En acceptant de prendre en compte le douloureux coût social consécutif à la loi de finances 2022 ainsi que la soumission au diktat du FMI, le patron de la centrale syndicale, Noureddine Taboubi, n’est-il pas en train d’entamer sa « révolution culturelle » ?
Le SG de la centrale syndicale, N. Taboubi, rattrapé par la logique froide et implacable de la science économique? Son organisation est-elle prête à tendre la main au gouvernement Bouden? Et ce, pour surmonter, ensemble, la terrible déferlante sur laquelle le navire Tunisie tangue dangereusement?
N. Taboubi : « L’Etat ne peut honorer ses engagements »
Tout porte à le croire. Surtout quand on entend Noureddine Taboubi affirmer que « l’Etat traverse une conjoncture difficile et ne peut pas honorer ses engagements. Et ce, concernant les accords signés avec l’organisation ouvrière, ni ceux ayant trait au développement dans les régions ». Il s’exprimait ainsi, hier mardi 4 janvier 2022, à l’ouverture des travaux de la Commission administrative de l’UGTT à Hammamet.
Lucide donc, il reconnait devant ses compagnons de route que la Commission administrative se réunit dans des « circonstances exceptionnelles. De même qu’elle fait face à de grands enjeux à tous les niveaux ». Soulignant à l’occasion que l’Union est « sous pression concernant le document qui sera présenté au FMI. Lequel comporte des mesures douloureuses, à l’instar du: gel des salaires; de la cession de certaines institutions publiques à travers la vente des actifs de l’État; ainsi que la levée des subventions sur le carburant ».
Répercussions sociales
Autre casse-tête chinois pour la place Mohammed Ali: la loi de finances pour l’exercice 2022. Et les mesures qu’elle comporte et qui auront « de nombreuses répercussions sociales. Et notamment la détérioration du pouvoir d’achat ». C’est ce qu’admet le patron de la centrale syndicale.
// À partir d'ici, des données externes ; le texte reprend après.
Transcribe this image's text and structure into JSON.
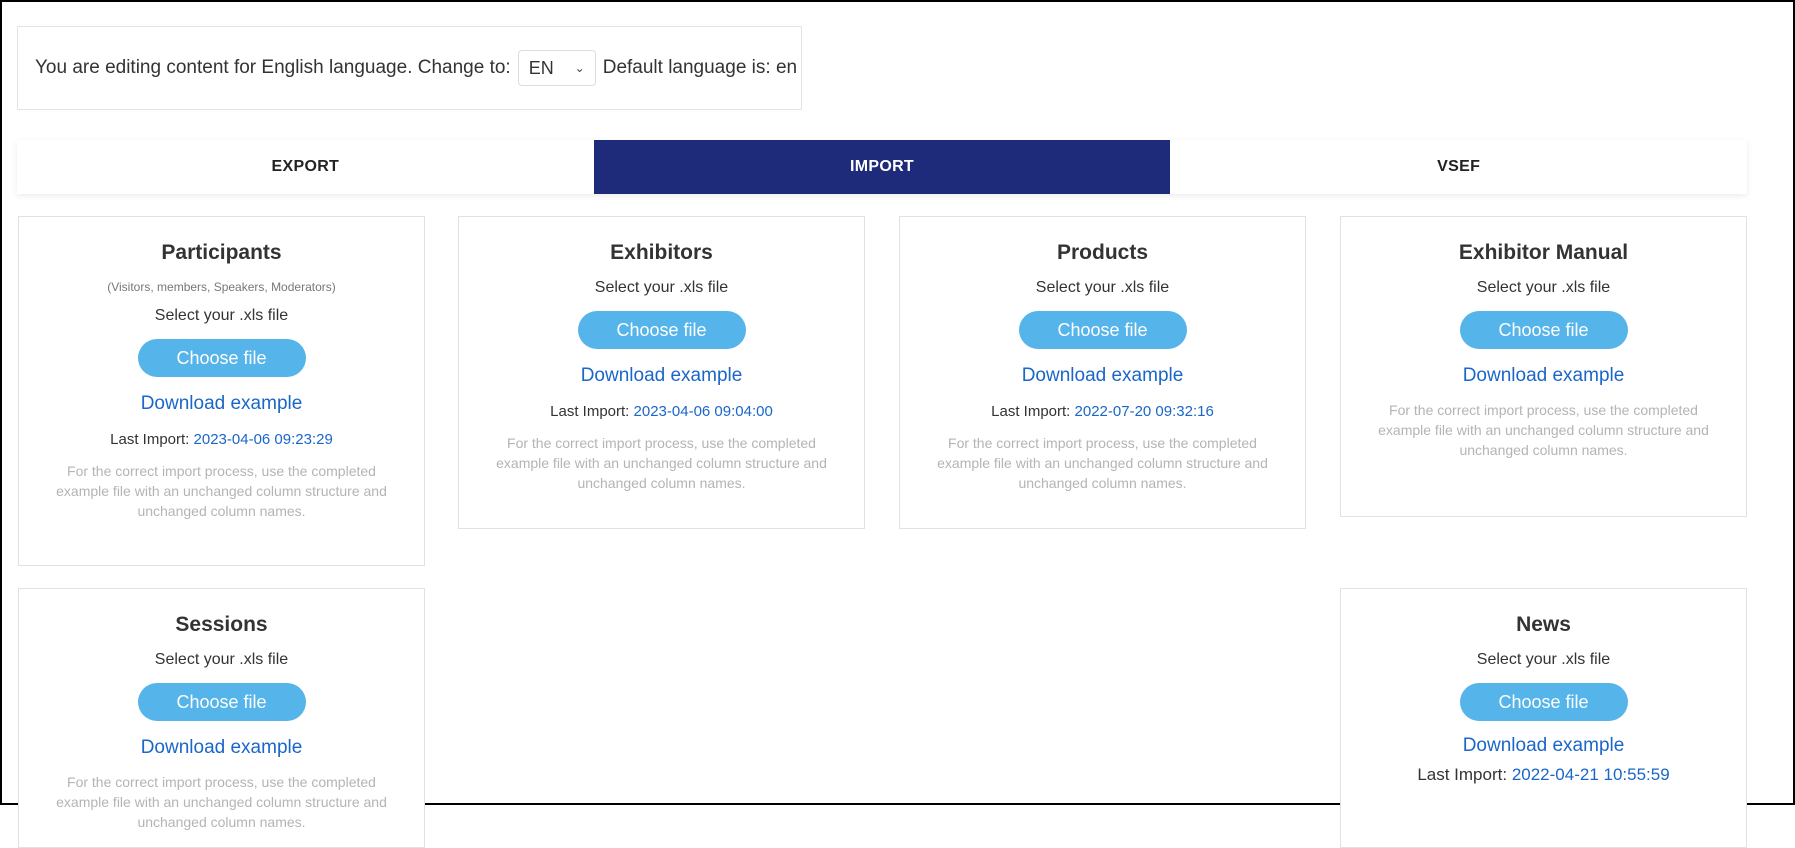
{
  "language_bar": {
    "prefix": "You are editing content for English language. Change to:",
    "selected": "EN",
    "suffix": "Default language is: en"
  },
  "tabs": [
    {
      "label": "EXPORT",
      "active": false
    },
    {
      "label": "IMPORT",
      "active": true
    },
    {
      "label": "VSEF",
      "active": false
    }
  ],
  "cards": {
    "participants": {
      "title": "Participants",
      "subtitle": "(Visitors, members, Speakers, Moderators)",
      "select_label": "Select your .xls file",
      "choose_label": "Choose file",
      "download_label": "Download example",
      "last_import_label": "Last Import:",
      "last_import_date": "2023-04-06 09:23:29",
      "hint": "For the correct import process, use the completed example file with an unchanged column structure and unchanged column names."
    },
    "exhibitors": {
      "title": "Exhibitors",
      "select_label": "Select your .xls file",
      "choose_label": "Choose file",
      "download_label": "Download example",
      "last_import_label": "Last Import:",
      "last_import_date": "2023-04-06 09:04:00",
      "hint": "For the correct import process, use the completed example file with an unchanged column structure and unchanged column names."
    },
    "products": {
      "title": "Products",
      "select_label": "Select your .xls file",
      "choose_label": "Choose file",
      "download_label": "Download example",
      "last_import_label": "Last Import:",
      "last_import_date": "2022-07-20 09:32:16",
      "hint": "For the correct import process, use the completed example file with an unchanged column structure and unchanged column names."
    },
    "exhibitor_manual": {
      "title": "Exhibitor Manual",
      "select_label": "Select your .xls file",
      "choose_label": "Choose file",
      "download_label": "Download example",
      "hint": "For the correct import process, use the completed example file with an unchanged column structure and unchanged column names."
    },
    "sessions": {
      "title": "Sessions",
      "select_label": "Select your .xls file",
      "choose_label": "Choose file",
      "download_label": "Download example",
      "hint": "For the correct import process, use the completed example file with an unchanged column structure and unchanged column names."
    },
    "news": {
      "title": "News",
      "select_label": "Select your .xls file",
      "choose_label": "Choose file",
      "download_label": "Download example",
      "last_import_label": "Last Import:",
      "last_import_date": "2022-04-21 10:55:59"
    }
  },
  "colors": {
    "tab_active": "#1e2a7a",
    "button": "#55b4ea",
    "link": "#1a66c9",
    "hint": "#b4b4b4"
  }
}
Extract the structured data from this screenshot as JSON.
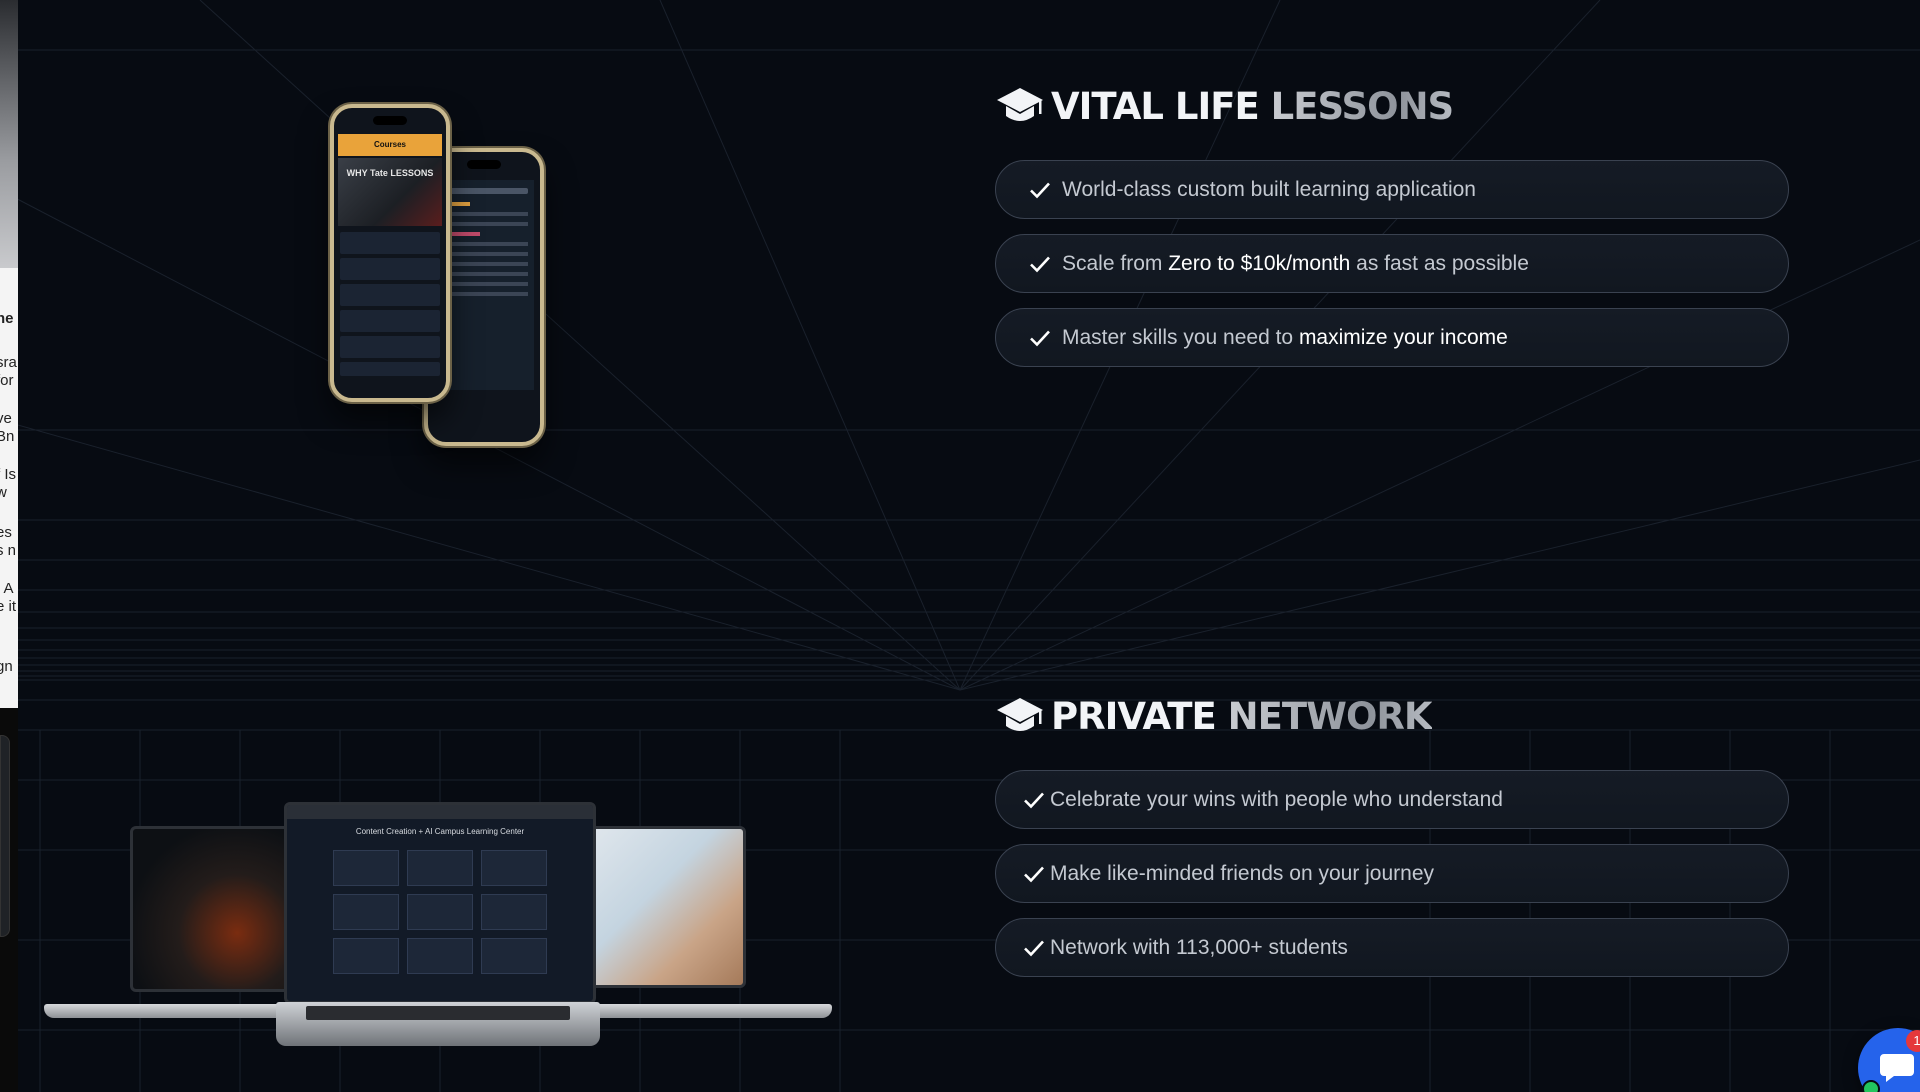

Mais, l’UGTT, assure N. Taboubi, est « une force pour le bien ». Elle est prête à toutes les étapes et à toutes les difficultés. Et elle s’acquittera de sa mission nationale « en toute responsabilité ». Tandis qu’elle continuera de défendre les catégories marginalisées et de critiquer le rendement de tous les gouvernements « dans un esprit constructif ».
La circulaire de la discorde
Mais, c’est la circulaire n°20 qui constitue le point de discorde entre l’UGTT et le gouvernement actuel. En effet, lors de son discours d’Hammamet, Noureddine Taboubi pointait du doigt ladite circulaire émise par la cheffe du gouvernement, Najla Bouden. Laquelle interdit les négociations avec les syndicats sans une autorisation préalable du secrétariat général du gouvernement. En effet, il estime que ce document est susceptible « d’engendrer des tensions sur le plan du climat social et de porter atteinte au dialogue social ».
Et de donner un exemple probant, celui de l’accord signé le 1er janvier courant entre l’UGTT et l’UTICA. Il est relatif à l’augmentation des salaires des travailleurs du secteur privé.
Déjà, dans une lettre adressée lundi 3 janvier en cours à la cheffe du gouvernement, l’Union générale tunisienne du travail exprimait son rejet de la circulaire n°20 du 9 décembre 2021. Demandant à la cheffe de gouvernement de retirer cette circulaire adressée à tous les ministres, secrétaires d’Etat, directeurs généraux et PDG des entreprises et établissements publics et fixant les conditions de négociation avec les syndicats.
Le droit de négocier à l’épreuve
Car, « les restrictions totales imposées par cette circulaire sont une suppression du droit de négocier et un gaspillage de toutes les occasions de l’activer et de le développer. Ce qui peut avoir de graves répercussions sur le climat social », avertit l’UGTT.
Et d’ajouter: « Cette circulaire porte atteinte au droit à la négociation collective qui a un impact positif sur le climat social. D’ailleurs, la Tunisie a été parmi les premiers pays à avoir ratifié la convention internationale n° 98 sur le droit d’organisation et de négociation collective ».
Même son de cloche de la part de Sami Tahri, porte-parole officiel de l’UGTT. Lequel estime que cette circulaire « constitue une infraction à la constitution et au droit international et balise la voie aux conflits ». Il a, d’autre part, mis en garde contre l’application de cette circulaire. Elle « va détruire un parcours de dialogue et engendrera des grèves et des tensions au niveau du climat social », poursuit-il.
Enfin, c’est à se demander si, en contrepartie des bonnes dispositions affichées par Taboubi, la cheffe du gouvernement n’avait pas intérêt à retirer cette circulaire controversée et improductive. Ce ne sera pas une reculade, mais ce serait faire preuve de courage politique. Et de bon sens.